Artai · May 4, 2026, 9:42pm

casefold() is intended to remove all case distinctions in a string, for example, the German letter ‘ß’ which is equivalent to "ss". By this it also should transform the German mutated vowels ‘ä’, ‘ö’ and ‘ü’ in my opinion to its international equivalents ‘ae’, ‘oe’ and ‘ue’.

Rosuav · May 4, 2026, 9:59pm

The casefold method follows the Unicode rules. If you want to change what they are, talk to the Unicode consortium.

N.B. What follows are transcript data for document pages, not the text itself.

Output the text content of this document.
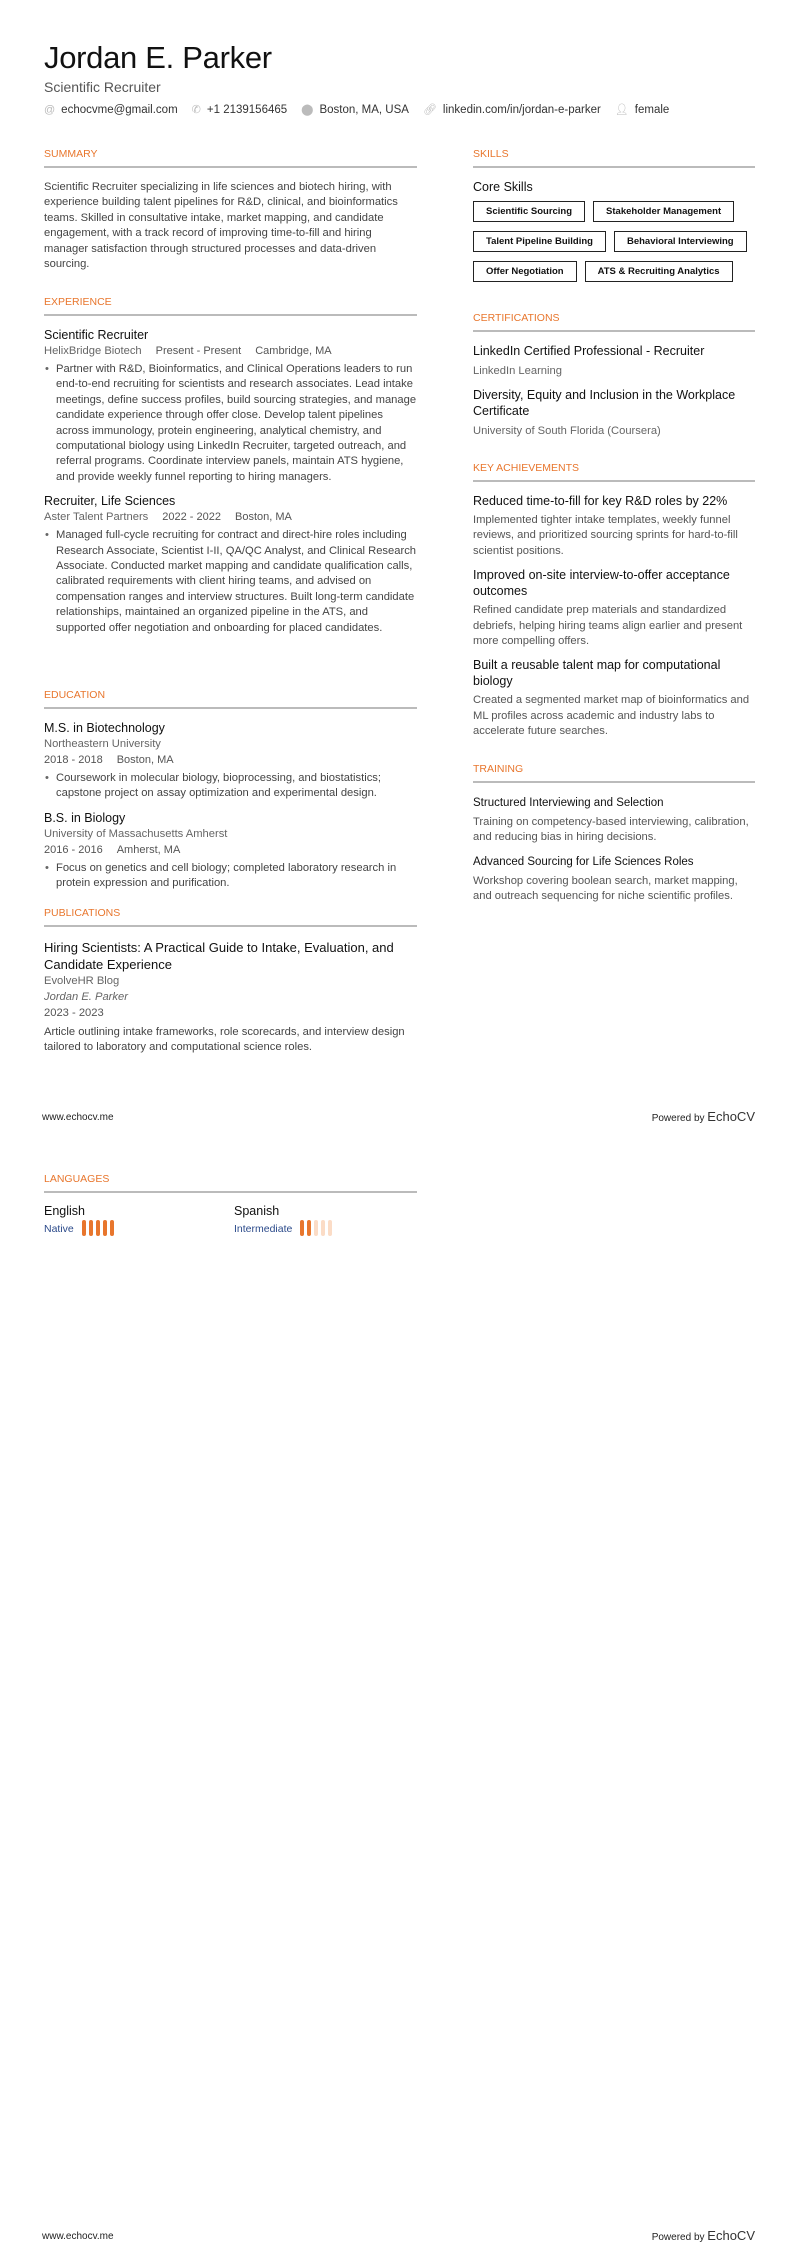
Jordan E. Parker
Scientific Recruiter
@ echocvme@gmail.com ✆ +1 2139156465 ⬤ Boston, MA, USA 🔗︎ linkedin.com/in/jordan-e-parker 👤︎ female
SUMMARY

Scientific Recruiter specializing in life sciences and biotech hiring, with experience building talent pipelines for R&D, clinical, and bioinformatics teams. Skilled in consultative intake, market mapping, and candidate engagement, with a track record of improving time-to-fill and hiring manager satisfaction through structured processes and data-driven sourcing.

EXPERIENCE
Scientific Recruiter
HelixBridge Biotech Present - Present Cambridge, MA
• Partner with R&D, Bioinformatics, and Clinical Operations leaders to run end-to-end recruiting for scientists and research associates. Lead intake meetings, define success profiles, build sourcing strategies, and manage candidate experience through offer close. Develop talent pipelines across immunology, protein engineering, analytical chemistry, and computational biology using LinkedIn Recruiter, targeted outreach, and referral programs. Coordinate interview panels, maintain ATS hygiene, and provide weekly funnel reporting to hiring managers.
Recruiter, Life Sciences
Aster Talent Partners 2022 - 2022 Boston, MA
• Managed full-cycle recruiting for contract and direct-hire roles including Research Associate, Scientist I-II, QA/QC Analyst, and Clinical Research Associate. Conducted market mapping and candidate qualification calls, calibrated requirements with client hiring teams, and advised on compensation ranges and interview structures. Built long-term candidate relationships, maintained an organized pipeline in the ATS, and supported offer negotiation and onboarding for placed candidates.
EDUCATION
M.S. in Biotechnology
Northeastern University
2018 - 2018 Boston, MA
• Coursework in molecular biology, bioprocessing, and biostatistics; capstone project on assay optimization and experimental design.
B.S. in Biology
University of Massachusetts Amherst
2016 - 2016 Amherst, MA
• Focus on genetics and cell biology; completed laboratory research in protein expression and purification.
PUBLICATIONS
Hiring Scientists: A Practical Guide to Intake, Evaluation, and Candidate Experience
EvolveHR Blog
Jordan E. Parker
2023 - 2023

Article outlining intake frameworks, role scorecards, and interview design tailored to laboratory and computational science roles.

SKILLS
Core Skills
Scientific Sourcing	Stakeholder Management
Talent Pipeline Building	Behavioral Interviewing
Offer Negotiation	ATS & Recruiting Analytics
CERTIFICATIONS
LinkedIn Certified Professional - Recruiter
LinkedIn Learning
Diversity, Equity and Inclusion in the Workplace Certificate
University of South Florida (Coursera)
KEY ACHIEVEMENTS
Reduced time-to-fill for key R&D roles by 22%

Implemented tighter intake templates, weekly funnel reviews, and prioritized sourcing sprints for hard-to-fill scientist positions.

Improved on-site interview-to-offer acceptance outcomes

Refined candidate prep materials and standardized debriefs, helping hiring teams align earlier and present more compelling offers.

Built a reusable talent map for computational biology

Created a segmented market map of bioinformatics and ML profiles across academic and industry labs to accelerate future searches.

TRAINING
Structured Interviewing and Selection

Training on competency-based interviewing, calibration, and reducing bias in hiring decisions.

Advanced Sourcing for Life Sciences Roles

Workshop covering boolean search, market mapping, and outreach sequencing for niche scientific profiles.

www.echocv.me	Powered by EchoCV
LANGUAGES
English
Native
Spanish
Intermediate
www.echocv.me	Powered by EchoCV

Artai · May 4, 2026, 10:15pm

Thanks for that information. I didn’t know about those Unicode rules and wondered in my point of view that .casefold() didn’t the whole job, only tranforming ß but not ä, ö and ü. However, good to have a discussion to learn new things

Dutcho · May 4, 2026, 10:58pm

Also note

umlauts are the German interpretation, but vowels ä, ë, ï, ö, ü, ÿ have different use in other languages (diaeresis)
the equivalence to ae, oe, ue is also specifically German, not an international standard

MegaIng · May 4, 2026, 11:22pm

At the time the casefold rules were first written, uppercase ß didn’t exists, and it still isn’t in common usage. For a long time the official recommendations were to use SS when writing a word uppercase. This was then adapted by unicode. At this point this is very unlikely to change because of backwards compatibility.

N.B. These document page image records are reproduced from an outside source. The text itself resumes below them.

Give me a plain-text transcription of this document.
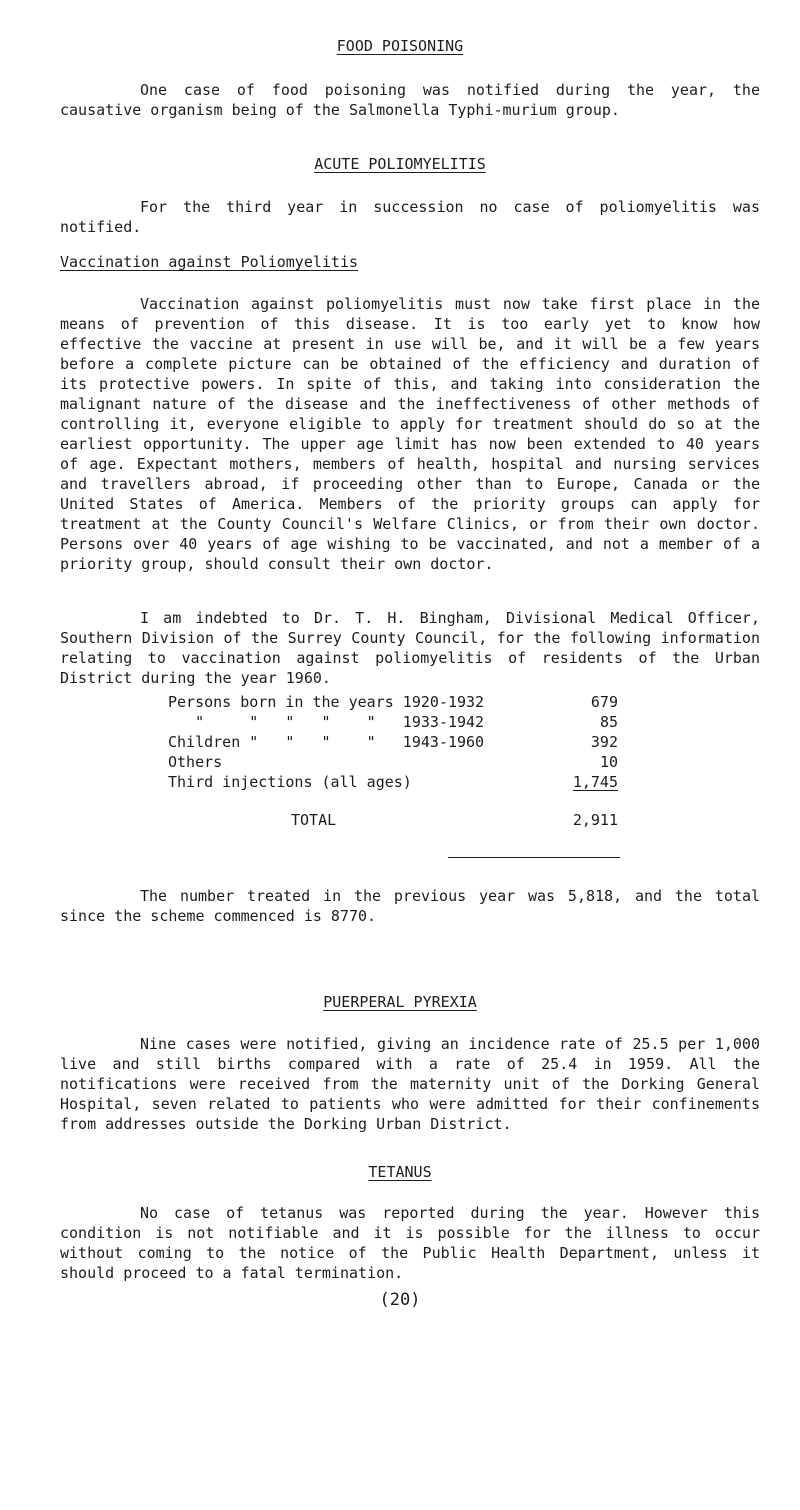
FOOD POISONING

One case of food poisoning was notified during the year, the causative organism being of the Salmonella Typhi-murium group.

ACUTE POLIOMYELITIS

For the third year in succession no case of poliomyelitis was notified.

Vaccination against Poliomyelitis

Vaccination against poliomyelitis must now take first place in the means of prevention of this disease. It is too early yet to know how effective the vaccine at present in use will be, and it will be a few years before a complete picture can be obtained of the efficiency and duration of its protective powers. In spite of this, and taking into consideration the malignant nature of the disease and the ineffectiveness of other methods of controlling it, everyone eligible to apply for treatment should do so at the earliest opportunity. The upper age limit has now been extended to 40 years of age. Expectant mothers, members of health, hospital and nursing services and travellers abroad, if proceeding other than to Europe, Canada or the United States of America. Members of the priority groups can apply for treatment at the County Council's Welfare Clinics, or from their own doctor. Persons over 40 years of age wishing to be vaccinated, and not a member of a priority group, should consult their own doctor.

I am indebted to Dr. T. H. Bingham, Divisional Medical Officer, Southern Division of the Surrey County Council, for the following information relating to vaccination against poliomyelitis of residents of the Urban District during the year 1960.

Persons born in the years 1920-1932	679
"     "   "   "    "   1933-1942	85
Children "   "   "    "   1943-1960	392
Others	10
Third injections (all ages)	1,745
TOTAL	2,911

The number treated in the previous year was 5,818, and the total since the scheme commenced is 8770.

PUERPERAL PYREXIA

Nine cases were notified, giving an incidence rate of 25.5 per 1,000 live and still births compared with a rate of 25.4 in 1959. All the notifications were received from the maternity unit of the Dorking General Hospital, seven related to patients who were admitted for their confinements from addresses outside the Dorking Urban District.

TETANUS

No case of tetanus was reported during the year. However this condition is not notifiable and it is possible for the illness to occur without coming to the notice of the Public Health Department, unless it should proceed to a fatal termination.

(20)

AFAIK this recommendation never existed for ä, ö, ü, which always had uppercase variants: Ä, Ö, Ü.

I am not sure why you think this would be correct behavior? casefold is not crossword rules.

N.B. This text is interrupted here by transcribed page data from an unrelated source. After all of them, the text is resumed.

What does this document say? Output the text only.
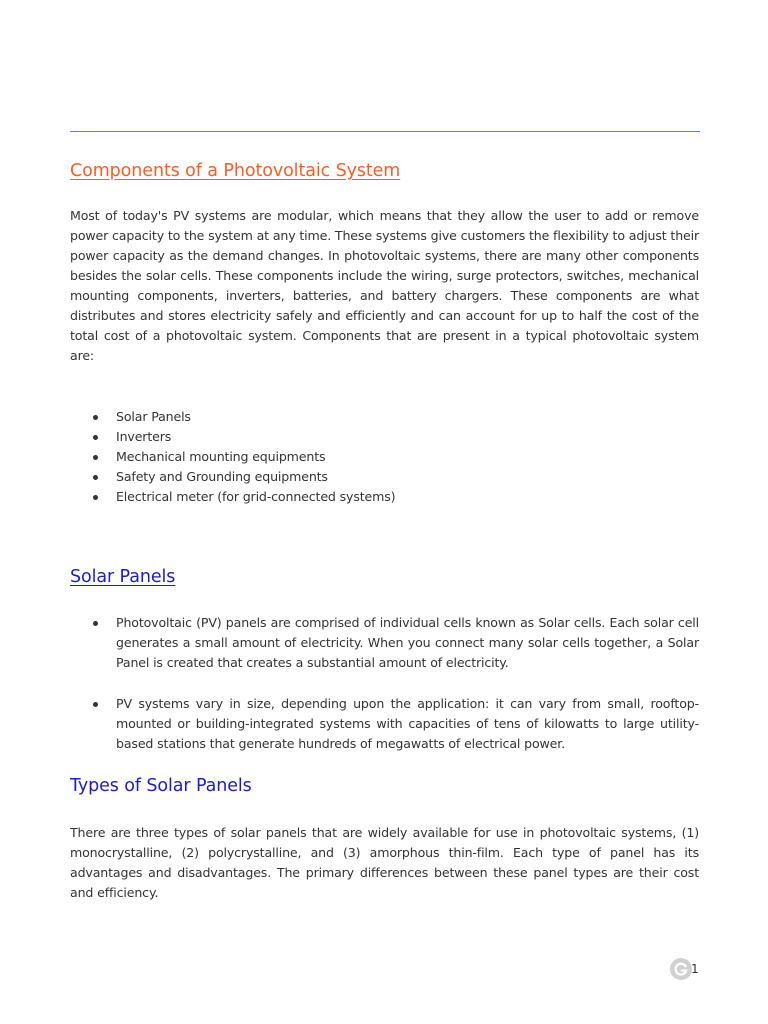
Components of a Photovoltaic System

Most of today's PV systems are modular, which means that they allow the user to add or remove power capacity to the system at any time. These systems give customers the flexibility to adjust their power capacity as the demand changes. In photovoltaic systems, there are many other components besides the solar cells. These components include the wiring, surge protectors, switches, mechanical mounting components, inverters, batteries, and battery chargers. These components are what distributes and stores electricity safely and efficiently and can account for up to half the cost of the total cost of a photovoltaic system. Components that are present in a typical photovoltaic system are:

Solar Panels
Inverters
Mechanical mounting equipments
Safety and Grounding equipments
Electrical meter (for grid-connected systems)
Solar Panels
Photovoltaic (PV) panels are comprised of individual cells known as Solar cells. Each solar cell generates a small amount of electricity. When you connect many solar cells together, a Solar Panel is created that creates a substantial amount of electricity.
PV systems vary in size, depending upon the application: it can vary from small, rooftop-mounted or building-integrated systems with capacities of tens of kilowatts to large utility-based stations that generate hundreds of megawatts of electrical power.
Types of Solar Panels

There are three types of solar panels that are widely available for use in photovoltaic systems, (1) monocrystalline, (2) polycrystalline, and (3) amorphous thin-film. Each type of panel has its advantages and disadvantages. The primary differences between these panel types are their cost and efficiency.

1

Artai · May 6, 2026, 1:40pm

I understood .casefold() to be able to make strings comparable across national character sets, and in everyday international use, umlauts are converted into their outgoing vowel with an additional e.

tiran · May 6, 2026, 1:48pm

The unicode database in Python’s stdlib is not locale-aware. It is limited to UCD (Unicode Character Database). If you need locale-specific folding and sorting, then you have to use a library such as ICU (International Components for Unicode)

tjreedy · May 6, 2026, 5:30pm

In particular, str.casefold doc says “The casefolding algorithm is described in section 3.13.3 ‘Default Case Folding’ of the Unicode Standard.”